Synopsis

Analysts are divided in their opinion over the long-term viability of IT services firms, after Anthropic released artificial intelligence software plugins that will allow companies to automate several tasks, including in finance, research and human resources. While some forecast revenue impact and earnings downgrades, others maintain that AI would expand the market for service providers.

Analysts are divided in their opinion over the long-term viability of IT services firms, after Anthropic released artificial intelligence software plugins that will allow companies to automate several tasks, including in finance, research and human resources.

While some forecast revenue impact and earnings downgrades, others maintain that AI would expand the market for service providers.

“AI will be another tool to address more work with the same budget, like offshore labour, enterprise software, and cloud have been in the past,” said JP Morgan, which expects IT services to also benefit. "IT services companies remain the plumbers in the tech world," JP Morgan analysts wrote in a February note on the Indian IT sector. If AI agents rewrote enterprise software, they would still need significant services plumbing to work in an enterprise context and minimise AI slop, they said.


The American brokerage, meanwhile, positioned itself as “extreme bullish outliers in AI” in a note earlier in the month, citing its late-2022 comment that AI technology would “evolve at the speed of light” and surprise investors with its capabilities.

Another US brokerage, Jefferies, predicts application-managed services, which represent 22-45% of revenue for Indian IT services companies, to face "sharp revenue deflation" as AI tools improve.
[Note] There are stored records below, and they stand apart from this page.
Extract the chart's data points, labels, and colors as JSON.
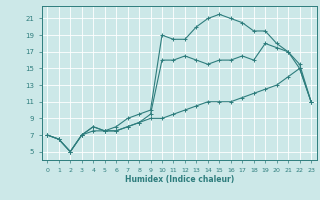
{
  "xlabel": "Humidex (Indice chaleur)",
  "background_color": "#cce8e8",
  "grid_color": "#ffffff",
  "line_color": "#2e7d7d",
  "xlim": [
    -0.5,
    23.5
  ],
  "ylim": [
    4,
    22.5
  ],
  "xticks": [
    0,
    1,
    2,
    3,
    4,
    5,
    6,
    7,
    8,
    9,
    10,
    11,
    12,
    13,
    14,
    15,
    16,
    17,
    18,
    19,
    20,
    21,
    22,
    23
  ],
  "yticks": [
    5,
    7,
    9,
    11,
    13,
    15,
    17,
    19,
    21
  ],
  "series1_x": [
    0,
    1,
    2,
    3,
    4,
    5,
    6,
    7,
    8,
    9,
    10,
    11,
    12,
    13,
    14,
    15,
    16,
    17,
    18,
    19,
    20,
    21,
    22,
    23
  ],
  "series1_y": [
    7,
    6.5,
    5,
    7,
    8,
    7.5,
    7.5,
    8,
    8.5,
    9.0,
    9.0,
    9.5,
    10,
    10.5,
    11,
    11,
    11,
    11.5,
    12,
    12.5,
    13,
    14,
    15,
    11
  ],
  "series2_x": [
    0,
    1,
    2,
    3,
    4,
    5,
    6,
    7,
    8,
    9,
    10,
    11,
    12,
    13,
    14,
    15,
    16,
    17,
    18,
    19,
    20,
    21,
    22,
    23
  ],
  "series2_y": [
    7,
    6.5,
    5,
    7,
    7.5,
    7.5,
    7.5,
    8,
    8.5,
    9.5,
    16,
    16,
    16.5,
    16,
    15.5,
    16,
    16,
    16.5,
    16,
    18,
    17.5,
    17,
    15.5,
    11
  ],
  "series3_x": [
    0,
    1,
    2,
    3,
    4,
    5,
    6,
    7,
    8,
    9,
    10,
    11,
    12,
    13,
    14,
    15,
    16,
    17,
    18,
    19,
    20,
    21,
    22,
    23
  ],
  "series3_y": [
    7,
    6.5,
    5,
    7,
    8,
    7.5,
    8,
    9,
    9.5,
    10,
    19,
    18.5,
    18.5,
    20,
    21,
    21.5,
    21,
    20.5,
    19.5,
    19.5,
    18,
    17,
    15,
    11
  ]
}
Jefferies cut its ratings on at least six tech service stocks, downgrading Infosys, HCLTech and Mphasis to ‘hold’ from ‘buy’ and LTIMindtree, Tata Consultancy Services and Hexaware to ‘underperform,' from 'hold'.

The brokerage expects the sector’s earnings to grow 6% on a compound annual rate (CAGR) through fiscal 2028, which is 3-14% below market estimates.

Analysts also have an either-or scenario, pinning the burden of performance on how service providers execute their strategies.

According to Motilal Oswal, 12-15% of sector revenue faces direct exposure to AI-driven productivity/displacement risk, resulting in a 10% cut to earnings-per-share estimates in a scenario where deflation materialises over 12-18 months.

However, analysts noted that with 90% of OpenAI token usage currently concentrated in new-age firms (startups), large enterprises still have their managed services projects intact, making it difficult to deploy AI at scale, which requires integration with legacy stacks, data clean-up, and governance alignment.

Kotak Institutional Equities termed the current demand environment as “steady”. A gradual improvement in demand should aid in moderate acceleration, despite anticipating a higher deflationary impact as AI models move from proof of concept to production, it said.

“Over the medium term, we continue to expect IT service providers to remain relevant, though the growth will depend on the extent of productivity pass-through and timing of new revenue streams coming up,” Kotak analysts said.

HSBC swung in the opposite direction, maintaining that “software will eat AI”, since foundation models are "inherently flawed" and unsuitable for a "lift-and-replacement" of enterprise platforms.

“We see the legacy enterprise software vendors as among the key beneficiaries and diffusion paths for unlocking the value-creation potential of AI within the production of the $100+ trillion global GDP ecosystem,” analysts at HSBC said, highlighting that the software vertical is positioned in front of a massive expansion in TAM (total addressable market) over the next 5-10 years.